The landlocked and shelf-locked block did not appear to be functioning as effectively at the March/April session taking into account their rather remarkable display of cohesiveness and discipline at the last UN General Assembly. However the group did meet regularly and they [Page 14] did stagger the presentation of statements which promoted the agreed objectives of their group. Some of their difficulties may have resulted from the wide range of issues which must necessarily be covered during Seabed Committee meetings.

The United States continued to work closely on seabed questions with the Group of Five which includes the US, the USSR, Japan, the UK and France. It was agreed that the Group of Five would meet before the summer meeting of the UN Seabed Committee. (These discussions have now been scheduled for the latter part of May and early part of June in London.) The Group of Five will be considering not only seabed matters but also other issues such as a coordinated position on straits, marine pollution, scientific research and tactics at the summer meeting.
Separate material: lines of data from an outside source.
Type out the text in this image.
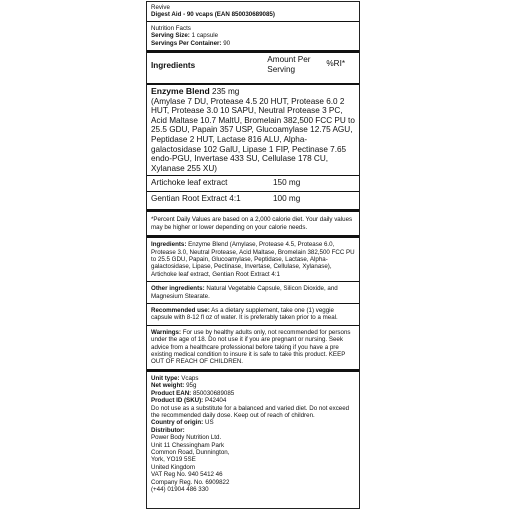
Revive

Digest Aid - 90 vcaps (EAN 850030689085)

Nutrition Facts

Serving Size: 1 capsule

Servings Per Container: 90

Ingredients
Amount Per Serving
%RI*

Enzyme Blend 235 mg

(Amylase 7 DU, Protease 4.5 20 HUT, Protease 6.0 2 HUT, Protease 3.0 10 SAPU, Neutral Protease 3 PC, Acid Maltase 10.7 MaltU, Bromelain 382,500 FCC PU to 25.5 GDU, Papain 357 USP, Glucoamylase 12.75 AGU, Peptidase 2 HUT, Lactase 816 ALU, Alpha-galactosidase 102 GalU, Lipase 1 FIP, Pectinase 7.65 endo-PGU, Invertase 433 SU, Cellulase 178 CU, Xylanase 255 XU)

Artichoke leaf extract	150 mg
Gentian Root Extract 4:1	100 mg
*Percent Daily Values are based on a 2,000 calorie diet. Your daily values may be higher or lower depending on your calorie needs.

Ingredients: Enzyme Blend (Amylase, Protease 4.5, Protease 6.0, Protease 3.0, Neutral Protease, Acid Maltase, Bromelain 382,500 FCC PU to 25.5 GDU, Papain, Glucoamylase, Peptidase, Lactase, Alpha-galactosidase, Lipase, Pectinase, Invertase, Cellulase, Xylanase), Artichoke leaf extract, Gentian Root Extract 4:1

Other ingredients: Natural Vegetable Capsule, Silicon Dioxide, and Magnesium Stearate.

Recommended use: As a dietary supplement, take one (1) veggie capsule with 8-12 fl oz of water. It is preferably taken prior to a meal.

Warnings: For use by healthy adults only, not recommended for persons under the age of 18. Do not use it if you are pregnant or nursing. Seek advice from a healthcare professional before taking if you have a pre existing medical condition to insure it is safe to take this product. KEEP OUT OF REACH OF CHILDREN.

Unit type: Vcaps

Net weight: 95g

Product EAN: 850030689085

Product ID (SKU): P42404

Do not use as a substitute for a balanced and varied diet. Do not exceed the recommended daily dose. Keep out of reach of children.

Country of origin: US

Distributor:

Power Body Nutrition Ltd.

Unit 11 Chessingham Park

Common Road, Dunnington,

York, YO19 5SE

United Kingdom

VAT Reg No. 940 5412 46

Company Reg. No. 6909822

(+44) 01904 486 330
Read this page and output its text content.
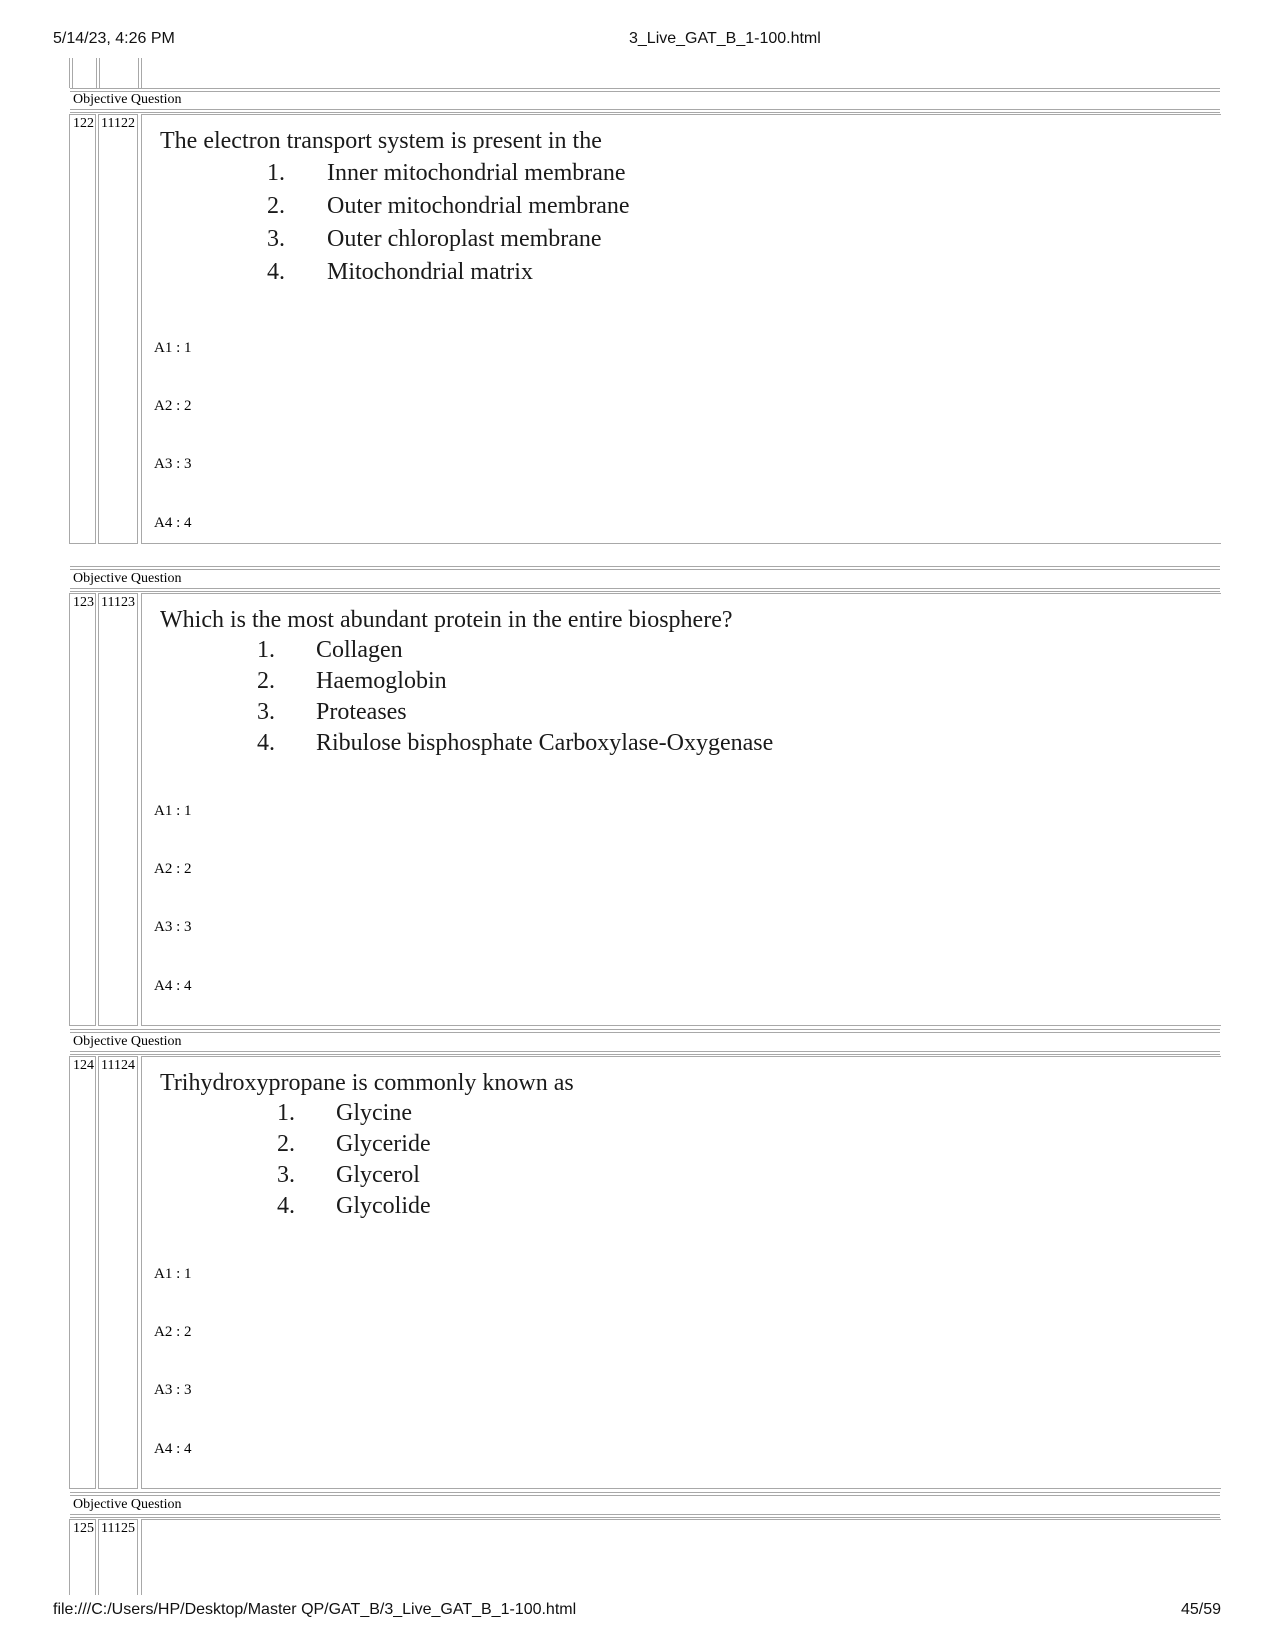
5/14/23, 4:26 PM	3_Live_GAT_B_1-100.html
file:///C:/Users/HP/Desktop/Master QP/GAT_B/3_Live_GAT_B_1-100.html	45/59
Objective Question
122 11122
The electron transport system is present in the
1. Inner mitochondrial membrane
2. Outer mitochondrial membrane
3. Outer chloroplast membrane
4. Mitochondrial matrix
A1 : 1
A2 : 2
A3 : 3
A4 : 4
Objective Question
123 11123
Which is the most abundant protein in the entire biosphere?
1. Collagen
2. Haemoglobin
3. Proteases
4. Ribulose bisphosphate Carboxylase-Oxygenase
A1 : 1
A2 : 2
A3 : 3
A4 : 4
Objective Question
124 11124
Trihydroxypropane is commonly known as
1. Glycine
2. Glyceride
3. Glycerol
4. Glycolide
A1 : 1
A2 : 2
A3 : 3
A4 : 4
Objective Question
125 11125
The Group of Five coordination on contentious issues in the working group in Subcommittee I once again proved very useful. We intend to continue to work more closely with these delegations in the months ahead on certain issues.

Technology transfer continues to be an issue raised by many developing countries in relation to scientific research. As mentioned above, during the concluding days of the March session, a working group on scientific research was established which subsequently had the issue of technology transfer added to its mandate. Although general debate on scientific research in Subcommittee III has concluded, it is anticipated general debate on technology transfer will continue before it is dealt with in the working group.

Congressional Participation

Senators Stevens and Pell and Congressmen Mailliard and Fraser attended portions of the March Seabed Committee meeting. Congressional interest appears to be increasing on the Law of the Sea negotiations. In this regard, the House of Representatives overwhelmingly passed a resolution endorsing the objectives of President Nixon’s Oceans Policy Statement of May 23 and commended the work of the US Delegation to the Seabed Committee. A parallel resolution is pending in the Senate.

  1. Source: National Archives, RG 59, Central Files 1970–73, POL 33–8. Secret. Drafted by Camitta; cleared in L, L/OA, S/FW–COA, IO/UNP, SCI/EN, and at the National Science Foundation, the Council for Environmental Quality, and the Departments of Defense, Commerce, Transportation, Interior, and Treasury. Attachment 1, undated and unsigned, is not published. Nixon’s May 23, 1970 Statement About United States Oceans Policy is published in Public Papers: Nixon, 1970, pp. 454–456.
  2. Brower forwarded a report on the March–April meeting of the UN Seabed Committee and summarized for Kissinger the recommended negotiating positions for the July–August Law of the Sea Conference preparatory meeting.